In Step 2 similarities are considered based on colour similarity, texture similarity, region size, etc. We have discussed the selective search algorithm in great detail in this article.
CNN architecture of R-CNN :
After that these regions are warped into the single square of regions of dimension as required by the CNN model. The CNN model that we used here is a pre-trained AlexNet model, which is the state of the art CNN model at that time for image classification Let’s look at AlexNet architecture here.
Here the input of AlexNet is (227, 227, 3). So, if the region proposals are small and large then we need to resize that region proposal to given dimensions.
From the above architecture, we remove the last softmax layer to get (1, 4096) feature vector. We pass this feature vector into SVM and bounding box regressor.
SVM (Support Vector Machine):
The feature vector generated by CNN is then consumed by the binary SVM which is trained on each class independently.
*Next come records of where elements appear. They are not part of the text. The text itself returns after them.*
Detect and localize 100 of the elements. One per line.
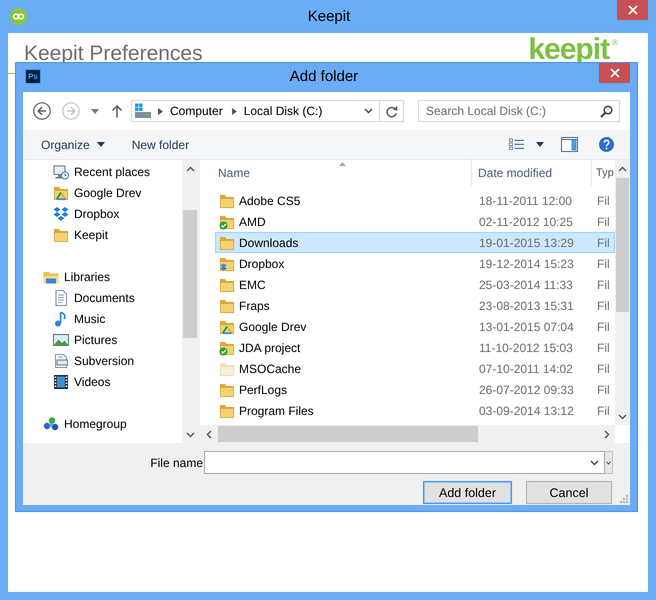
vertical-scrollbar[interactable] bbox=[182, 160, 198, 443]
vertical-scrollbar[interactable] bbox=[615, 160, 630, 425]
folder-icon bbox=[219, 402, 235, 418]
file-name: MSOCache bbox=[239, 362, 302, 376]
file-type: Fil bbox=[597, 362, 610, 376]
close-button[interactable] bbox=[617, 0, 648, 20]
nav-item[interactable]: Keepit bbox=[53, 224, 108, 245]
folder-triangle-icon bbox=[53, 184, 69, 200]
scrollbar-thumb[interactable] bbox=[616, 178, 629, 312]
preview-pane-icon bbox=[561, 137, 578, 152]
file-row[interactable]: Fraps 23-08-2013 15:31 Fil bbox=[215, 295, 615, 316]
close-button[interactable] bbox=[599, 63, 630, 83]
folder-box-icon bbox=[219, 256, 235, 272]
file-row[interactable]: JDA project 11-10-2012 15:03 Fil bbox=[215, 337, 615, 358]
file-type: Fil bbox=[597, 214, 610, 228]
caret-down-icon bbox=[91, 108, 99, 114]
clock-monitor-icon bbox=[53, 164, 69, 180]
nav-item[interactable]: Libraries bbox=[43, 266, 110, 287]
file-type: Fil bbox=[597, 298, 610, 312]
dialog-button[interactable]: Add folder bbox=[423, 481, 512, 504]
caret-right-icon bbox=[158, 108, 163, 114]
arrow-right-icon bbox=[62, 102, 80, 120]
scrollbar-thumb[interactable] bbox=[183, 210, 197, 338]
date-modified: 23-08-2013 15:31 bbox=[479, 298, 574, 312]
up-button[interactable] bbox=[111, 104, 123, 118]
app-icon: Ps bbox=[25, 69, 41, 84]
file-name-field[interactable] bbox=[204, 451, 605, 474]
column-header[interactable]: Typ bbox=[592, 160, 615, 186]
network-spheres-icon bbox=[43, 416, 59, 432]
arrow-up-icon bbox=[111, 104, 123, 118]
date-modified: 18-11-2011 12:00 bbox=[479, 194, 572, 208]
file-type: Fil bbox=[597, 278, 610, 292]
file-type: Fil bbox=[597, 256, 610, 270]
file-name: AMD bbox=[239, 214, 266, 228]
breadcrumb-item[interactable]: Computer bbox=[170, 103, 223, 119]
arrow-left-icon bbox=[33, 102, 51, 120]
file-row[interactable]: Adobe CS5 18-11-2011 12:00 Fil bbox=[215, 190, 615, 211]
date-modified: 25-03-2014 11:33 bbox=[479, 278, 573, 292]
folder-icon bbox=[219, 298, 235, 314]
file-name: PerfLogs bbox=[239, 382, 288, 396]
scrollbar-thumb[interactable] bbox=[218, 426, 478, 442]
back-button[interactable] bbox=[33, 102, 51, 120]
file-row[interactable]: Dropbox 19-12-2014 15:23 Fil bbox=[215, 253, 615, 274]
file-type: Fil bbox=[597, 404, 610, 418]
drive-icon bbox=[134, 103, 152, 119]
file-row[interactable]: Google Drev 13-01-2015 07:04 Fil bbox=[215, 316, 615, 337]
file-row[interactable]: MSOCache 07-10-2011 14:02 Fil bbox=[215, 358, 615, 379]
dialog-button[interactable]: Cancel bbox=[526, 481, 612, 504]
nav-item[interactable]: Subversion bbox=[53, 350, 134, 371]
file-name: Adobe CS5 bbox=[239, 194, 300, 208]
picture-icon bbox=[53, 332, 69, 348]
chevron-down-icon bbox=[606, 460, 611, 464]
document-stack-icon bbox=[53, 352, 69, 368]
chevron-up-icon bbox=[186, 166, 194, 172]
nav-item[interactable]: Dropbox bbox=[53, 203, 120, 224]
date-modified: 13-01-2015 07:04 bbox=[479, 320, 574, 334]
chevron-right-icon bbox=[604, 430, 610, 438]
file-row[interactable]: AMD 02-11-2012 10:25 Fil bbox=[215, 211, 615, 232]
breadcrumb-item[interactable]: Local Disk (C:) bbox=[244, 103, 322, 119]
file-type: Fil bbox=[597, 320, 610, 334]
date-modified: 19-01-2015 13:29 bbox=[479, 236, 574, 250]
nav-item[interactable]: Documents bbox=[53, 287, 135, 308]
file-name: Program Files bbox=[239, 404, 314, 418]
column-header[interactable]: Name bbox=[200, 160, 472, 186]
sort-arrow-icon bbox=[338, 162, 346, 166]
new-folder-button[interactable]: New folder bbox=[128, 134, 194, 156]
folder-triangle-icon bbox=[219, 318, 235, 334]
file-type: Fil bbox=[597, 194, 610, 208]
logo: keepit$^{®}$ bbox=[528, 39, 618, 61]
faded-folder-icon bbox=[219, 360, 235, 376]
folder-check-icon bbox=[219, 214, 235, 230]
nav-item[interactable]: Google Drev bbox=[53, 182, 142, 203]
address-bar[interactable]: Computer Local Disk (C:) bbox=[131, 100, 404, 122]
nav-item[interactable]: Music bbox=[53, 308, 106, 329]
nav-item[interactable]: Videos bbox=[53, 371, 110, 392]
caret-down-icon bbox=[96, 142, 105, 147]
close-icon bbox=[628, 5, 638, 15]
nav-item[interactable]: Pictures bbox=[53, 329, 118, 350]
horizontal-scrollbar[interactable] bbox=[200, 425, 615, 443]
folder-icon bbox=[219, 234, 235, 250]
folder-icon bbox=[219, 192, 235, 208]
date-modified: 26-07-2012 09:33 bbox=[479, 382, 574, 396]
nav-item[interactable]: Recent places bbox=[53, 161, 150, 182]
dropdown-button[interactable] bbox=[605, 451, 613, 474]
file-row[interactable]: Downloads 19-01-2015 13:29 Fil bbox=[215, 232, 615, 253]
file-row[interactable]: EMC 25-03-2014 11:33 Fil bbox=[215, 274, 615, 295]
file-row[interactable]: PerfLogs 26-07-2012 09:33 Fil bbox=[215, 379, 615, 400]
app-logo-icon bbox=[10, 8, 27, 25]
search-field[interactable]: Search Local Disk (C:) bbox=[418, 100, 620, 122]
nav-item[interactable]: Homegroup bbox=[43, 413, 127, 434]
organize-menu[interactable]: Organize bbox=[37, 134, 109, 156]
page-heading: Keepit Preferences bbox=[24, 46, 203, 62]
column-header[interactable]: Date modified bbox=[472, 160, 592, 186]
date-modified: 07-10-2011 14:02 bbox=[479, 362, 573, 376]
file-row[interactable]: Program Files 03-09-2014 13:12 Fil bbox=[215, 400, 615, 421]
file-type: Fil bbox=[597, 382, 610, 396]
chevron-up-icon bbox=[618, 166, 627, 172]
file-name-label: File name bbox=[150, 456, 203, 470]
window-title: Keepit bbox=[308, 7, 350, 27]
recent-locations-button[interactable] bbox=[91, 108, 99, 114]
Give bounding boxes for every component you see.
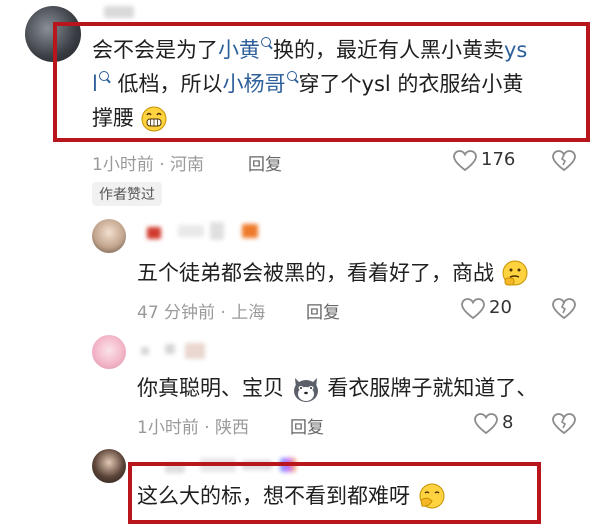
reply-button[interactable]: 回复 bbox=[248, 150, 282, 175]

This SVM model takes feature vector generated in previous CNN architecture and outputs a confidence score of the presence of an object in that region. However, there is an issue for training with SVM is that we required AlexNet feature vectors for training SVM class. So, we could not train AlexNet and SVM independently in paralleled manner. This challenge is resolved in future versions of R-CNN (Fast R-CNN, Faster R-CNN etc.).
Bounding Box Regressor:
In order to precisely locate the bounding box in the image., we used a scale-invariant linear regression model called bounding box regressor. For training this model we take as predicted and Ground truth pairs of four dimensions of localization. These dimensions are (x, y, w, h) where x and y are the pixel coordinates of center of bounding box respectively. w and h represents the width and height of bounding boxes. This method increases Mean Average precision (mAP) of the result by 3-4%.
Now we have region proposals that are classified for every class label. In order to deal with the extra bounding box generated by the above model into the image, we use an algorithm called Non- maximum suppression.
It works in 3 steps:
- Discard those objects where the confidence score is less than a certain threshold value( say 0.5).
- Select the region which has the highest probability among candidates regions for object as predicted region.
- In the final step we discard those regions which has IoU (intersection Over Union) with predicted region over 0.5.
After that we can obtain output by plotting these bounding boxes on input image and labeling objects that are present in bounding boxes.
The R-CNN gives Mean Average Precision (mAPs) of 53.7% on VOC 2010 dataset. On 200-class ILSVRC 2013 object detection dataset it gives mAP of 31.4% which is large improvement from previous best 24.3%. However, this architecture is very slow to train and takes ~ 49 sec to generate test results on a single image of VOC 2007 dataset.
Challenges of R-CNN:
- Selective Search algorithm is very rigid and there is no learning happens in that. This sometimes leads to bad region proposals generation for object detection.
- Since there are approximately 2000 candidate proposals. It takes a lot of time to train the network. Also we need to train multiple steps separately (CNN architecture, SVM model, bounding box regressor). So, This makes it very slow to implement.
- R-CNN can not be used in real time because it takes approximately 50 sec to test an image with bounding box regressor.
- Since we need to save feature maps of all the region proposals. It also increases the amount of disk memory required during training.